Au-delà des bénévoles, ce sont les bénéficiaires, les plus vulnérables, qui paient le prix fort de cette situation. L'accès aux banques alimentaires devient plus difficile si le transport n'est plus garanti. Les visites à domicile, cruciales pour rompre l'isolement ou apporter des soins, se raréfient. Les familles modestes, déjà fragilisées par l'inflation générale, voient leurs dernières bouées de sauvetage se distendre. Dans les Deux-Sèvres, où certains villages sont mal desservis par les transports en commun, l'assistance des associations est souvent le seul lien avec l'extérieur, le seul accès à des services fondamentaux. La crise des carburants amplifie donc la fracture sociale et territoriale, menaçant de laisser encore plus de personnes sur le bord de la route.
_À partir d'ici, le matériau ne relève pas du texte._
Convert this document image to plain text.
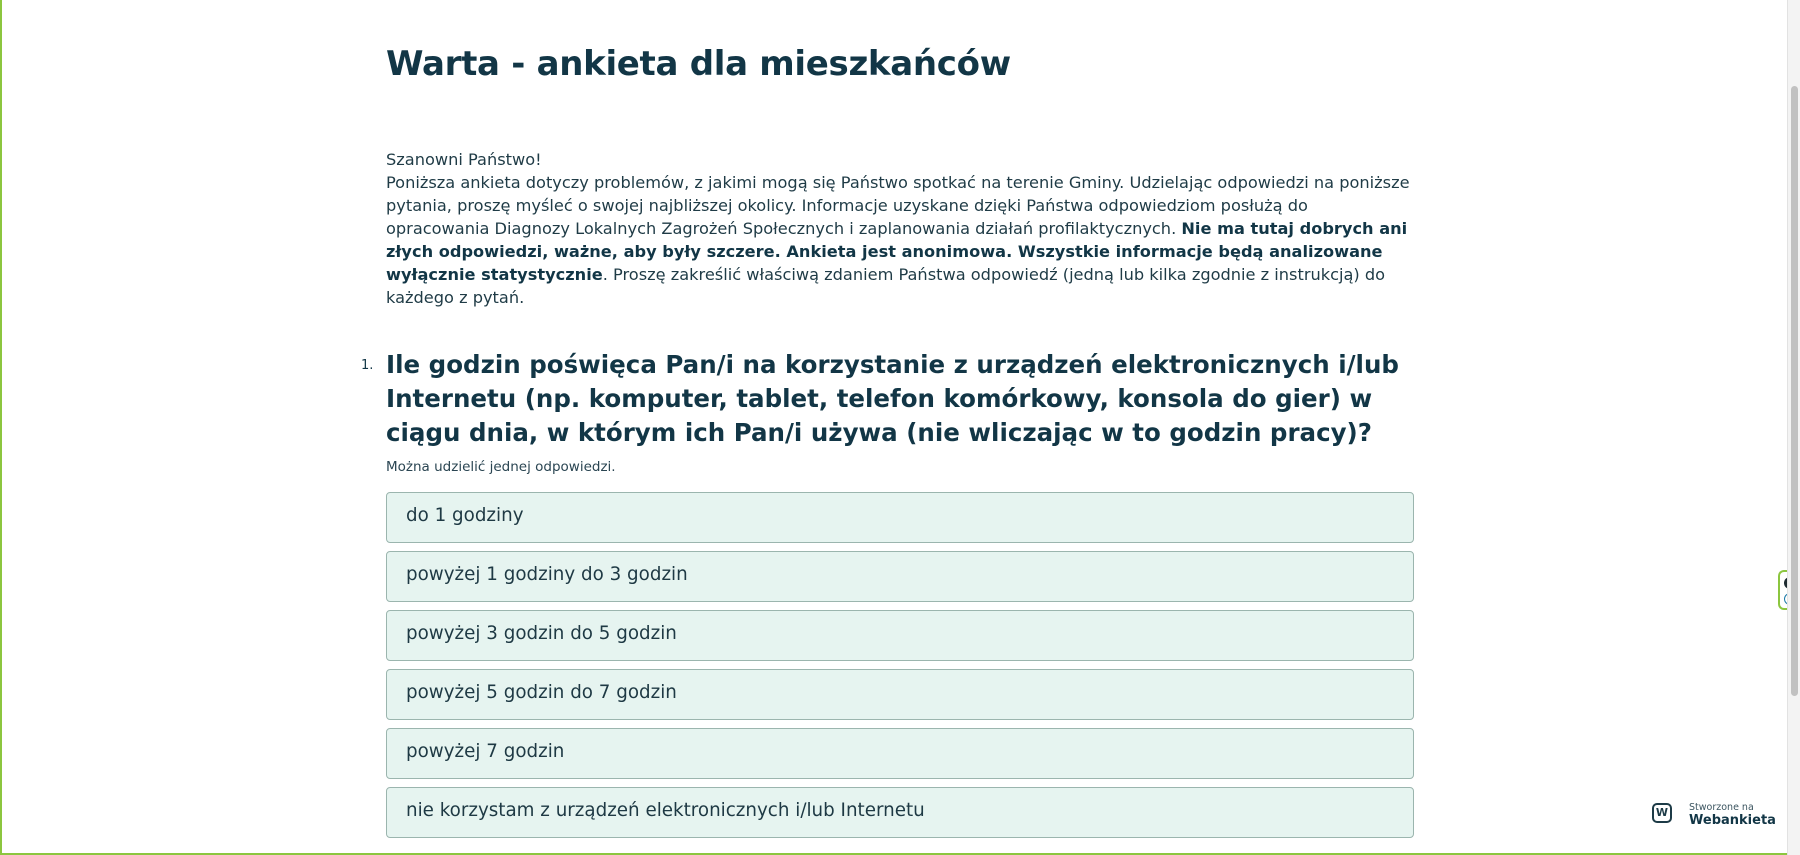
Warta - ankieta dla mieszkańców

Szanowni Państwo!

Poniższa ankieta dotyczy problemów, z jakimi mogą się Państwo spotkać na terenie Gminy. Udzielając odpowiedzi na poniższe pytania, proszę myśleć o swojej najbliższej okolicy. Informacje uzyskane dzięki Państwa odpowiedziom posłużą do opracowania Diagnozy Lokalnych Zagrożeń Społecznych i zaplanowania działań profilaktycznych. Nie ma tutaj dobrych ani złych odpowiedzi, ważne, aby były szczere. Ankieta jest anonimowa. Wszystkie informacje będą analizowane wyłącznie statystycznie. Proszę zakreślić właściwą zdaniem Państwa odpowiedź (jedną lub kilka zgodnie z instrukcją) do każdego z pytań.

1. Ile godzin poświęca Pan/i na korzystanie z urządzeń elektronicznych i/lub Internetu (np. komputer, tablet, telefon komórkowy, konsola do gier) w ciągu dnia, w którym ich Pan/i używa (nie wliczając w to godzin pracy)?
Można udzielić jednej odpowiedzi.
do 1 godziny
powyżej 1 godziny do 3 godzin
powyżej 3 godzin do 5 godzin
powyżej 5 godzin do 7 godzin
powyżej 7 godzin
nie korzystam z urządzeń elektronicznych i/lub Internetu	W	Stworzone na
Webankieta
Face à cette urgence, les associations déploient des trésors d'ingéniosité, cherchant des partenariats, des dons ciblés pour le carburant, ou explorant des solutions de mobilité plus durables, mais ces démarches sont lentes et ne suffisent pas à enrayer l'hémorragie immédiate. Le cœur battant de la solidarité deux-sévrienne, bien que résilient, montre des signes de fatigue. Plus qu'une simple question de prix, c'est la capacité même de notre société à tendre la main aux plus démunis qui est en jeu. Un défi de taille pour un territoire fier de son tissu associatif, mais qui ne pourra relever seul cette marée montante.